The Oracle R Enterprise Database engine provides this functionality:
Scale to large datasets
Access to tables, views, and external tables in the database, as well as those accessible through database links
Use SQL query parallel execution
Use in-database statistical and data mining functionality
R Engines spawned by Oracle Database are spawned to support database-managed parallelism; provide lights-out scheduled execution of R scripts, that is, scheduling or triggering R scripts packaged inside a PL/SQL or SQL query. Oracle R Enterprise provides efficient transfer to and from the spawned engines. Embedded R execution can be used to emulate MapReduce style programming.
There are several data types specific to Oracle R Enterprise; see Oracle R Enterprise Data Types for details.
Oracle R Connector for Hadoop (ORHC) is an R package that provides an interface between the local R environment and Hadoop. You install and load this package just as you would any other R package.
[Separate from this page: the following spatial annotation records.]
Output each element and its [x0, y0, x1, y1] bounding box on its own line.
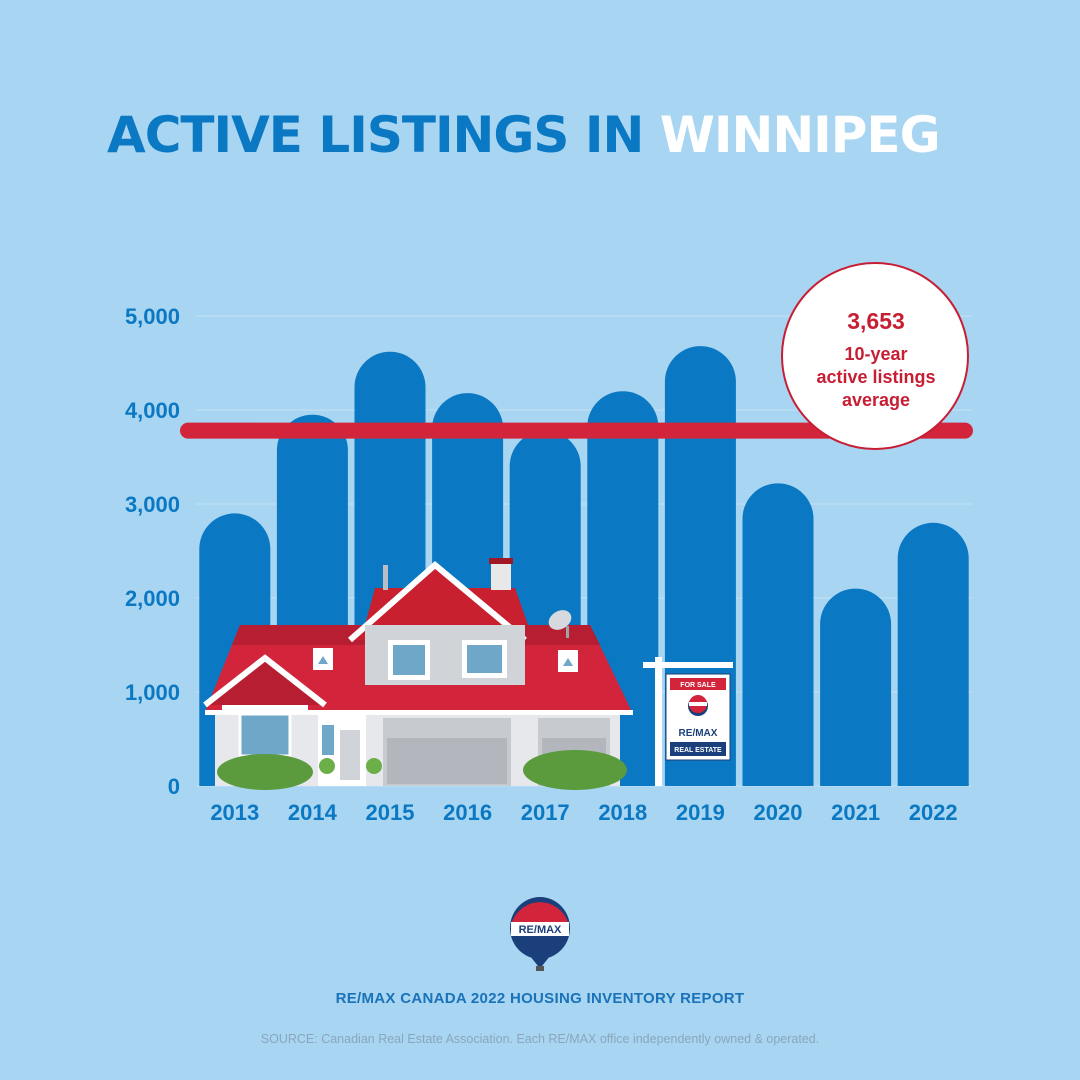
x-tick-label: 2017 — [521, 800, 570, 825]
logo-text: RE/MAX — [519, 924, 562, 936]
bar-2022 — [897, 522, 969, 786]
y-tick-label: 2,000 — [125, 586, 180, 611]
average-label-3: average — [842, 390, 910, 410]
sign-top-text: FOR SALE — [680, 682, 716, 689]
average-label-1: 10-year — [844, 344, 907, 364]
x-tick-label: 2013 — [210, 800, 259, 825]
report-title: RE/MAX CANADA 2022 HOUSING INVENTORY REP… — [335, 990, 745, 1007]
x-tick-label: 2018 — [598, 800, 647, 825]
x-tick-label: 2014 — [288, 800, 338, 825]
y-tick-label: 5,000 — [125, 304, 180, 329]
house-illustration: FOR SALE RE/MAX REAL ESTATE — [203, 558, 733, 790]
average-callout: 3,653 10-year active listings average — [781, 262, 969, 450]
x-tick-label: 2016 — [443, 800, 492, 825]
sign-brand-text: RE/MAX — [679, 728, 718, 739]
x-tick-label: 2020 — [754, 800, 803, 825]
page-title: ACTIVE LISTINGS IN WINNIPEG — [107, 110, 941, 160]
y-tick-label: 3,000 — [125, 492, 180, 517]
title-part2: WINNIPEG — [659, 106, 941, 164]
average-label-2: active listings — [816, 367, 935, 387]
x-tick-label: 2021 — [831, 800, 880, 825]
x-tick-label: 2022 — [909, 800, 958, 825]
x-tick-label: 2019 — [676, 800, 725, 825]
source-note: SOURCE: Canadian Real Estate Association… — [260, 1032, 820, 1046]
x-tick-label: 2015 — [366, 800, 415, 825]
average-value: 3,653 — [847, 308, 905, 334]
bar-2021 — [820, 588, 892, 786]
y-tick-label: 4,000 — [125, 398, 180, 423]
x-axis: 2013 2014 2015 2016 2017 2018 2019 2020 2021 2022 — [210, 800, 957, 825]
sign-bottom-text: REAL ESTATE — [674, 747, 722, 754]
y-axis: 0 1,000 2,000 3,000 4,000 5,000 — [125, 304, 180, 799]
remax-balloon-logo: RE/MAX — [510, 897, 570, 971]
y-tick-label: 1,000 — [125, 680, 180, 705]
bar-2020 — [742, 483, 814, 786]
title-part1: ACTIVE LISTINGS IN — [107, 106, 660, 164]
y-tick-label: 0 — [168, 774, 180, 799]
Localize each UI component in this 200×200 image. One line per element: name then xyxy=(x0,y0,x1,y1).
Using R functions, you can copy data between R memory, the local file system, and HDFS. You can schedule R programs to execute as Hadoop MapReduce jobs and return the results to any of those locations.
ORHC is preinstalled on Oracle Big Data Appliance, but it is licensed separately as one of the Oracle Big Data Connectors. You can install ORHC on a Hadoop cluster other than one on an Oracle Big Data Appliance.
For information about ORCH, see the Oracle Big Data Connectors User's Guide (http://docs.oracle.com/cd/E27101_01/doc.10/e27365/toc.htm
), part of the Oracle Big Data Documentation library (http://docs.oracle.com/cd/E27101_01/index.htm
).
Oracle R Enterprise introduces a variant to many R data types. The name of the Oracle R Enterprise data type is the name of the corresponding R data type prefixed by ore. These data types establish a mapping between an R object and a database table or view. The mapping tracks metadata of the Oracle object which in turn aids in SQL query generation. These data types form the foundation of the Oracle R Enterprise transparency layer.
The following R data types have been overloaded for transparent in-database execution:
Character, Integer, Numeric and Logical vectors
Factors
Data Frame
Matrix is overloaded in two situations:
Linear algebra cross-products
Creating input matrices for advanced analytics
For more information and examples, see Oracle R Enterprise Transparency Framework .
Oracle R Enterprise consists of a client and a server. The client and the server run on Microsoft Windows (32-bit and 64-bit), Oracle Linux, Red Hat Linux, Solaris, or IBM AIX. The server is installed in an Oracle Database, to which the client connects.
Oracle R Enterprise also runs on Oracle Exadata machines with the Linux or Solaris operating system and on SPARC SuperCluster. For details, see Prerequisites.
Installation of Oracle R Enterprise is described in Chapter 2.